Question

ChIPpeakAnno annotatePeakInBatch output

0

Entering edit mode

ilaria.maurizio • 0

@15877814

Last seen 13 months ago

Italy

Hi everyone, I am trying to understand the output of ChIPpeakAnno annotatePeakInBatch(). I have used the following code to annotate my peak list to the reference genome:

annotatedpeaks <- annotatePeakInBatch( peaks.GR, AnnotationData=annoData, output = c("both"), maxgap = 0, multiple=F)

I don't understand the tool's output multiple= "at most one overlapping feature for each peak" as stated in the manual. My idea is to have my peaks annotated both to their nearest position and to the overlapping ones. In particular in the case the peak overlaps with a feature that is not the nearest I want it in the output. This is becase I realized that some peaks are annotated to their nearest position eventhough they overlap with a feature that reside on the same strand. How can I solve this problem?

Thanks

ChIPpeakAnno • 1.3k views

ADD COMMENT • link 17 months ago ilaria.maurizio • 0

score 1 · Answer 1 · 2023-10-26

1

Entering edit mode

James W. MacDonald 68k

@james-w-macdonald-5106

Last seen 9 hours ago

United States

The help page says that 'multiple' is kept for backwards compatibility, and that you should use 'select' instead. And if you use select = "all" (the default), you will get all peaks returned. Which seems to be what you want.
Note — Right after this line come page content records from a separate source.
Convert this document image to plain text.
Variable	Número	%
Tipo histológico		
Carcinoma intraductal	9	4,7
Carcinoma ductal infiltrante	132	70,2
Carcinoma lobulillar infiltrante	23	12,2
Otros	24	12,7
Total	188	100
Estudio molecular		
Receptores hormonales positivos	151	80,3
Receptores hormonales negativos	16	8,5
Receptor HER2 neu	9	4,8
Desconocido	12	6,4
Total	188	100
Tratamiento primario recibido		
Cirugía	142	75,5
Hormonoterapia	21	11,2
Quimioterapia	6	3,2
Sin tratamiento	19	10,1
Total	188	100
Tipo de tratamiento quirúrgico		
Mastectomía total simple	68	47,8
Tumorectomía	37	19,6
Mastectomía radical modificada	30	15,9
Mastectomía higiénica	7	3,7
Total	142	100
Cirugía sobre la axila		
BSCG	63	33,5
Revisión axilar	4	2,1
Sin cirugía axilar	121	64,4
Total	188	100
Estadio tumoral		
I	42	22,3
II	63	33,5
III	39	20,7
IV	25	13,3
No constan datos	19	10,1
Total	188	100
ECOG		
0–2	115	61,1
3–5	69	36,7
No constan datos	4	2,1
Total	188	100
ADD COMMENT • link 17 months ago James W. MacDonald 68k

0

Entering edit mode

Thanks James for your kind reply!. I read what you mentioned in your comment and I tried it. The point is that when the peak is overlapping a feature the tools give me both the overlapping feature and the nearest feature to the peak. I would like to have an output containg only nearest feature for those peaks that don not reside within peaks and only overlapping features for those peaks that are inside genes...

ADD REPLY • link 17 months ago ilaria.maurizio • 0

0

Entering edit mode

Hi Ilaria,

Thank you for your great question! To achieve your specific goal, you can utilize the insideFeature column in the output file. By setting the insideFeature to "inside," you can effectively isolate peaks that fall within features.

There are several other values for the insideFeature column:

  "upstream": Indicates peaks situated upstream of features.
  "includeFeature": Indicates peaks exactly matching features.
   "overlapStart": Indicates peaks overlapping with feature starts.
    "inside" (as mentioned earlier): Indicates peaks located entirely within features.
    "overlapEnd": Indicates peaks overlapping with feature ends.

   "downstream": Indicates peaks located downstream of features.

Hope this fits your needs.

Best regards,

Julie

ADD REPLY • link 17 months ago Julie Zhu ★ 4.3k

score 0 · Answer 2 · 2023-10-26

I read your concern again:

I would like to have an output containg only nearest feature for those peaks that don not reside within peaks and only overlapping features for those peaks that are inside genes...

Seems like you would like to assign only one type of feature (either "nearest" or "overlapping", and "overlapping" is preferred if the "nearest" feature is not "overlapping") to each peak. Like you mentioned, if you set output = "both", select = "all", the tool gives both "overlapping" and "nearest" features to peaks. To obtain what you want, I suggest three steps: first, annotate peaks to the overlapping features; second, annotate the peaks that don't have overlapping features to the nearest features; last, concatenate the two. Below is some example codes.

library(ensembldb)
library(EnsDb.Hsapiens.v75)
data(myPeakList)
annoData <- annoGR(EnsDb.Hsapiens.v75)

# Step1: annotate peaks to the overlapping features, if "select = 'all'", multiple features can be assigned to a single peak.
anno_overlapping <- annotatePeakInBatch(myPeakList, AnnotationData = annoData, 
                                        output = "overlapping", select = "first")
anno_overlapping_non_na <- anno_overlapping[!is.na(anno_overlapping$feature)]

# Step2: annotate peaks that are without overlapping features to nearest features
myPeakList_non_overlapping <- myPeakList[!(names(myPeakList) %in% anno_overlapping_non_na$peak)]  
anno_nearest <- annotatePeakInBatch(myPeakList_non_overlapping, 
                                    AnnotationData = annoData, 
                                    output = "nearestLocation", select = "first")

# Step3: concatenate the two
anno_final <- c(anno_overlapping_non_na, anno_nearest)

The above code assigns either "overlapping" or "nearest" feature to peak, and if "overlapping" feature is not the "nearest", only the "overlapping" one will be reported. Hope this is what you want.